Gdy to powiedziałam Dorcas zaczęła piszczeć ze szczęścia jeszcze bardziej niż ja, a razem z nią piszczały też Amy i Camen. Gdy w końcu się uspokoiłyśmy Dorcas powiedziała to samo co ja przed kilkunastoma minutami.

-W co ja się ubiorę?

-Już my coś znajdziemy- powiedziała Amy i pociągnęła nas do wyjścia na ulicę Pokątną.



***

-To będzie najwspanialszy sylwester mojego życia- powiedziała Dorcas kiedy wracałyśmy już do domu z wypchanymi torbami przez sukienki i różnego rodzaju dodatki.

-Mój też, a jak sylwester to i nowy rok- powiedziałam uśmiechnięta od ucha do ucha

-No, a jak nowy rok to macie już spokój na cały rok, bo podobno jaka zabawa sylwestrowa taki cały rok- powiedziała Amy.

Tak, czułam, że ten nadchodzący rok będzie inny niż poprzednie. Jednak nie wiedziałam czy będzie lepszy czy gorszy.





***

Następnego dnia już od popołudnia szykowałyśmy się do balu sylwestrowego. Ja i Dorcas byłyśmy wystrojone w nasze nowe suknie, Amy miała starą, ale równie piękną jak nasze. Carmen zamknęła się w łazience i już prawie od godziny nie dawała znaku życia.

-Carmen!- zawołała Amy kiedy próbowałyśmy się dostać do środka- Carmen żyjesz?!

Nie było słychać odpowiedzi.

-Carmen wyjdź chcemy cię zobaczyć- zawołała Dorcas.

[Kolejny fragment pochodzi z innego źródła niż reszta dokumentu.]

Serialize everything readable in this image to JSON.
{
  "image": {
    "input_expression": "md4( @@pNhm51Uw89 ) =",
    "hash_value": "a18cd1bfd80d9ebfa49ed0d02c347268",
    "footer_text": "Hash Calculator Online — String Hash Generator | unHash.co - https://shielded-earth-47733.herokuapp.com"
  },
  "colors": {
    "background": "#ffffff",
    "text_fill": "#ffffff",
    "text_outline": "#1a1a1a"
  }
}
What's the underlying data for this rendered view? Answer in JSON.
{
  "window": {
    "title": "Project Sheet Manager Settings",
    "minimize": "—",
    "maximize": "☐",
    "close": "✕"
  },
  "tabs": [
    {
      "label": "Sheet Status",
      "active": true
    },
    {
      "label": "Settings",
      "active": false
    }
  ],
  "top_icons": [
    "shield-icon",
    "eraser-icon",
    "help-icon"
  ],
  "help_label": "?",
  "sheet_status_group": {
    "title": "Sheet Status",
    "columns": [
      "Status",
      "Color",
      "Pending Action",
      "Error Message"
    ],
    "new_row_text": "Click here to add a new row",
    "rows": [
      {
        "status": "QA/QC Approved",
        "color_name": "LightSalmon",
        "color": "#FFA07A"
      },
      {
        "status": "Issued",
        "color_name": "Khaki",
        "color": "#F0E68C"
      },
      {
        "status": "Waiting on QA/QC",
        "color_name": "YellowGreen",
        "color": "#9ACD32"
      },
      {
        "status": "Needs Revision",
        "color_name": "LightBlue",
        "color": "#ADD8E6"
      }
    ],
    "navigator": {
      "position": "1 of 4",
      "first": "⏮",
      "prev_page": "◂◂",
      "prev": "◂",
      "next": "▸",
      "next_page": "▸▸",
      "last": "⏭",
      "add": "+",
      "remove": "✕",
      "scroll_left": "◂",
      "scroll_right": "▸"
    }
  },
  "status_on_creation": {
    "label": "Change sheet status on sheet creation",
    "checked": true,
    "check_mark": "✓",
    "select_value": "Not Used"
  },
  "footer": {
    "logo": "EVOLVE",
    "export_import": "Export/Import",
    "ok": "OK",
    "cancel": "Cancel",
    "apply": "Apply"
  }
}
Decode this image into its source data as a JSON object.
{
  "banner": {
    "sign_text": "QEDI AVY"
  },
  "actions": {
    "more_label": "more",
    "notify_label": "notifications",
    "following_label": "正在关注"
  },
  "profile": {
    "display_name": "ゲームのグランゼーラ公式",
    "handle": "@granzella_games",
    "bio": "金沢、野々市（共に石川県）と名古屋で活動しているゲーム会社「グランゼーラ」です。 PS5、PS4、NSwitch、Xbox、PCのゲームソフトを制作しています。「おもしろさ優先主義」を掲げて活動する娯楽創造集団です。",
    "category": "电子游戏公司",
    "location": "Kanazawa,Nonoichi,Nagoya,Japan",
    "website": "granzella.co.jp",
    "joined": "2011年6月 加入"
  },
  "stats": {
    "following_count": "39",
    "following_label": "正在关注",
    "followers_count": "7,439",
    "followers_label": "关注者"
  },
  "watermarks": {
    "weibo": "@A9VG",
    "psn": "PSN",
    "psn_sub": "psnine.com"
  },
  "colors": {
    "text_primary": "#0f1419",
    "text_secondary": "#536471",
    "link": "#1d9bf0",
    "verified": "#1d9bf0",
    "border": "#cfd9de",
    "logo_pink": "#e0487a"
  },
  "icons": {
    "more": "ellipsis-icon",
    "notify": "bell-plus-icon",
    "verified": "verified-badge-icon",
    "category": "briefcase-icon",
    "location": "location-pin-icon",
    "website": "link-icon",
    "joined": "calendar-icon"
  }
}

-Nie idę- usłyszałyśmy zapłakany głos Carmen z za drzwi łazienki.

Wszystkie popatrzyłyśmy na siebie zdziwione.

-Jak to nie idziesz?- zapytałam.

Drzwi łazienki otworzyły się i naszym oczom ukazała się zapłakana sylwetka Carmen.

-Co się stało?- zapytałyśmy chórem.

-Nie idę- powiedziała i poszła do pokoju.

Gdy poszłyśmy za nią Carmen siedziała na fotelu i wpatrywała się w ścianę.

Usiadłyśmy koło niej.

-Co jest?- zapytała Amy przytulając koleżankę.

-Nie idę- powiedziała posępnie Carmen.

-Dlaczego?

-Bo…- Carmen zawahała się chwile.- Bo nie mam się w co ubrać- powiedział i wybuchła płaczem.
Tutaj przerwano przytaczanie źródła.